そのほかの話もよかった。誰でも何度か迎える人生の転機。そのときに、どう考えいかに行動すべきかは人それぞれだけれど、選択肢の中から自分が選んだものに対し後悔はしてほしくないと思う。
どこにでもありそうな日常の断片を切り取って収めたような話ばかりで、読んでいて共感することも多かった。読後も、ほのぼのとした余韻が残る作品だった。

ゆこりん : 19:53 | 作者別・・むらかみりゅう

2014年6月27日

豆の上で眠る(湊かなえ)


小学3年生の姉万佑子が帰宅途中行方不明になった!必死の捜索にもかかわらず、万佑子は見つからなかった。だが、2年後に万佑子は突然帰って来た。妹の結衣子は、「本当に姉なのか?」と疑問を抱くのだが・・・。

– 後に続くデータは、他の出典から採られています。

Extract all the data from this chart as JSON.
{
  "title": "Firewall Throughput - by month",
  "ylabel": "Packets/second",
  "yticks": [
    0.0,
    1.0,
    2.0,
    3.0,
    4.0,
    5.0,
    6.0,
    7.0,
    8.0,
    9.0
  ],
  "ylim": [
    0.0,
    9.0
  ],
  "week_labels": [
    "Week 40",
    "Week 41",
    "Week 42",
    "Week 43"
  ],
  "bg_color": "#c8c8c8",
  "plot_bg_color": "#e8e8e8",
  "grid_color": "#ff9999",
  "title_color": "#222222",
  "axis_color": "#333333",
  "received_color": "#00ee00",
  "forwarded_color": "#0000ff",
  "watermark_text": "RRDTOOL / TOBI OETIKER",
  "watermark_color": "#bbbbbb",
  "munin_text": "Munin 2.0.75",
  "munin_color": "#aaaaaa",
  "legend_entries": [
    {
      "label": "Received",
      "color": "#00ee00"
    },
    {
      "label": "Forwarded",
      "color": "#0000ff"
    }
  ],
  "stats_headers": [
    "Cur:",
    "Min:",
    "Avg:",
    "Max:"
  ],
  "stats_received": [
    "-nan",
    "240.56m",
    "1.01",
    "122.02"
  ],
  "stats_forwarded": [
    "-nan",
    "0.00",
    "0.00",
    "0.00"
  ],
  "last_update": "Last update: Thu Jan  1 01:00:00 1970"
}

姉が行方不明になったとき、妹の結衣子は小学1年生だった。そのくらいの年になれば、毎日一緒に遊んでいた姉と2年ぶりに会ってもはっきりと分かるのではないだろうか。祖母にしてもそうだ。いつも遊びに来ていた孫と他人の区別はできるのではないだろうか。父母の態度もおかしすぎる。また、行方不明になっていた2年間の動機もあり得ないような気がする。小学3年生だった万佑子がそこまでとっさに考えたなどとは信じられない。ラストも納得できるものではなかった。無理やりつじつまを合わせた・・・そういう感じだ。「姉は本物か?」「結衣子の違和感はどこから来るのか?」そういうことを考えながら途中までは面白く読めたのだが・・・。「設定に無理がある不自然な話」という印象で終わってしまったのはとても残念だった。

ゆこりん : 19:30 | 作者別・・み他

2014年6月18日

カレイドスコープの箱庭(海堂尊)


右肺葉摘出術の患者が術後に亡くなったが、肺癌としたのは誤診ではないかとの疑惑があった。「電子カルテ運用に関わる問題があるのでは?」誤診疑惑の調査に乗り出したのは、電子カルテ導入委員会の委員長である田口医師だった。はたして真相は・・・?

誤診疑惑の調査。そして、AI国際会議の準備。そのふたつで田口医師はてんやわんや・・・。内容は、ミステリーとまでは行かないと思う。けれど、過去のシリーズで活躍した人物がいろいろ登場して、読んでいて面白かった。多少ドタバタの感じではあったが、このシリーズの最後を飾るのにふさわしいように思う。本編はまあまあ面白いかな?といったところだが、巻末の"おまけ"の「海堂尊ワールド」がすごかった!作品相関図、登場人物相関図、登場人物表・・・などなど。ファンなら泣いて喜びそうなものばかりだ。それにしても、海堂尊ワールドは奥が深い。未読の作品もまだ少しあるので、そちらもじっくりと読んでいきたいと思っている。